Afghanistan bans children under 14 from working and has ratified international conventions against child labor.

Kabul, Afghanistan: On a mountain pass outside Afghanistan's capital, trucks barreling down the highway slow down when 11-year-old Sedaqat waves his homemade sign to warn of a hairpin turn.

He spends the entire day out in the bitter cold, working as a volunteer traffic warden on a treacherous bend in the road and accepting tips from grateful drivers. On a good day he'll make the equivalent of $4, which he'll use to support his family.

Sedaqat, who like many Afghans has only one name, is one of several children who make money as volunteer traffic wardens on the Maipur Pass, along the main highway from the capital, Kabul, to Pakistan.

The highway cutting through the jagged peaks is clogged with overloaded trucks, busses and cars, in a country where reckless driving and poor road maintenance contribute to an untold number of deadly accidents.

Sedaqat says his main worry is the exhaust fumes, which make his eyes hurt at night. He would prefer to go to school, but as the eldest son, it fell to him to support the family when his father, a brickmaker, developed chronic stomach pains.

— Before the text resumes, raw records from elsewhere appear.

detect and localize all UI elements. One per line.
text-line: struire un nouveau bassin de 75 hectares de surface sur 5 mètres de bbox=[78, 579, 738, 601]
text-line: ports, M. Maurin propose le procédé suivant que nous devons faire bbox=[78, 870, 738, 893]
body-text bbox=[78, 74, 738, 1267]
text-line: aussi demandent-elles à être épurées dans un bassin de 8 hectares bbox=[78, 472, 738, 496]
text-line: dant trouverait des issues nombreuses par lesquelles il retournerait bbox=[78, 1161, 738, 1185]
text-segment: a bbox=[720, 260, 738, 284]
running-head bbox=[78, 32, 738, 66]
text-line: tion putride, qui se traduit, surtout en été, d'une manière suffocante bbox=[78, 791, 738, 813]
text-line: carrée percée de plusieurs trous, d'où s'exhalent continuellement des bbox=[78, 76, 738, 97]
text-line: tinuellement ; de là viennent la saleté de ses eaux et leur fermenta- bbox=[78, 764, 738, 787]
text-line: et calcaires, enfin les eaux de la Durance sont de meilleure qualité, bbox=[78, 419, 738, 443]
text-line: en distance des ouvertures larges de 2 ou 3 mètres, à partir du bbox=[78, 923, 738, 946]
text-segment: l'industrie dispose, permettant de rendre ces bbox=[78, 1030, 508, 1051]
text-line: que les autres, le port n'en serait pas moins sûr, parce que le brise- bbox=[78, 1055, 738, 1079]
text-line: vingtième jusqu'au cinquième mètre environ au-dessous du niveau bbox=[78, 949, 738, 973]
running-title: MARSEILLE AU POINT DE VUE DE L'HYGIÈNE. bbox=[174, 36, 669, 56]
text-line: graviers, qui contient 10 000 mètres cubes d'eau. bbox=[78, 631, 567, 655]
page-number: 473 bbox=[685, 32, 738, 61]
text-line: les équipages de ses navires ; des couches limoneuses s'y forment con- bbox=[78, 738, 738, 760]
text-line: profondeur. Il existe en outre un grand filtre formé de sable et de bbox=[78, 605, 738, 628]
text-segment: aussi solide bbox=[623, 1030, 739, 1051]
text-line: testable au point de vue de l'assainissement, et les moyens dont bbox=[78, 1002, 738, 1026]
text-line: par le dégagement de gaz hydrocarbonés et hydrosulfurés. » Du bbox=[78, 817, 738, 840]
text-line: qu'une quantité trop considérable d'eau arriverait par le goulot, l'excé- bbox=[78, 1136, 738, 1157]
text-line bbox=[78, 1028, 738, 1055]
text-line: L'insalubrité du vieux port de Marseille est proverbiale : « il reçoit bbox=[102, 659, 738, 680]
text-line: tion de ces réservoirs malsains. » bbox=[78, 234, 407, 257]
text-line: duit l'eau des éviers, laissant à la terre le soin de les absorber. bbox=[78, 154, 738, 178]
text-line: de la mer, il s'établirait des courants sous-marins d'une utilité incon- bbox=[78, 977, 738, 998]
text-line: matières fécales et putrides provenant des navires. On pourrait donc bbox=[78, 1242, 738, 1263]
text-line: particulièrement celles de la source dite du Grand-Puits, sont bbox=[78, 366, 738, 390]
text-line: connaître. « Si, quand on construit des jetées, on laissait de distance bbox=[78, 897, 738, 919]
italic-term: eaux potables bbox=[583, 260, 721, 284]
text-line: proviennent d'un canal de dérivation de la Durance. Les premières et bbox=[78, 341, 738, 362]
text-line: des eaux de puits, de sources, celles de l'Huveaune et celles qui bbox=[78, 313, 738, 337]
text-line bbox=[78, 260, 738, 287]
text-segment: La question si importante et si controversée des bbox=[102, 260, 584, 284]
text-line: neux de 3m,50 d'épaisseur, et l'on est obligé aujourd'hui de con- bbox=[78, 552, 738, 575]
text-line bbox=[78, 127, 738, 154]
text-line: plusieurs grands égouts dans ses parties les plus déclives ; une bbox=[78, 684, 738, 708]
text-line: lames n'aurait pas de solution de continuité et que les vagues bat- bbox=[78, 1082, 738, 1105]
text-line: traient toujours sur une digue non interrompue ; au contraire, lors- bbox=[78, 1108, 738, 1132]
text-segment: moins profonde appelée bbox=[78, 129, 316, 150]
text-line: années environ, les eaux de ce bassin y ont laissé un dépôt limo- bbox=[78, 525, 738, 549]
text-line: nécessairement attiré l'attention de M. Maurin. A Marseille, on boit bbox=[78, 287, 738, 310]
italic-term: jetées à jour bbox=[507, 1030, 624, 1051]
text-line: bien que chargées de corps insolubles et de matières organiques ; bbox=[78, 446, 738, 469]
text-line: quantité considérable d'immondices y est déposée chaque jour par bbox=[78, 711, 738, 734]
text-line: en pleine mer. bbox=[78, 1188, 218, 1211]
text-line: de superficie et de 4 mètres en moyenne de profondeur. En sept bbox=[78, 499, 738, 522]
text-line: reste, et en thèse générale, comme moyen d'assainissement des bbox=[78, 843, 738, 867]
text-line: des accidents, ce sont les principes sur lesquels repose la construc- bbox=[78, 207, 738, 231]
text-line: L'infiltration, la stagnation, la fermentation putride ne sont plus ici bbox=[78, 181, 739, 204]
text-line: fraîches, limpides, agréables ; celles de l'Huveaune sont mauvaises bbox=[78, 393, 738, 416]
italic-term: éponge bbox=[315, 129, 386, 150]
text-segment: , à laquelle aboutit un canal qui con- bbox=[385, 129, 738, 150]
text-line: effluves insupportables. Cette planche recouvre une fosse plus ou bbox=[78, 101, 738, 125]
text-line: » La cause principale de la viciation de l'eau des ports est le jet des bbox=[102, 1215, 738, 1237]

"I warn my son every day about the cars coming from the Kabul side. The drivers are completely careless and I fear for my son's life," said his father, Nader Khan. "It pains me to see him work, and I'd rather see him go to school. But what he earns now is the only income we have in the family."

Afghanistan bans children under 14 from working and has ratified international conventions against child labor. But rights groups say laws against child labor are poorly enforced. Human Rights Watch has estimated that a quarter of all Afghan children under 14 work for a living, many in dangerous industries like brick-making and mining.

On a recent winter morning, as other children headed off to school, Sedaqat set up black, red and blue oil cans at his favorite bend at the highway and took up his red wooden traffic sign.

"When I see other kids going school, I feel sad because I also want to go to school," Sedaqat said. "But I know that I'm the only breadwinner in my family. I have to work to help myself and my family survive."

He said he would like to become a real traffic policeman, a job that pays around $180 a month. But that would require some schooling.

"I have to do this now to support my family," he said. "Maybe one day I'll become a real traffic policeman and help my nation."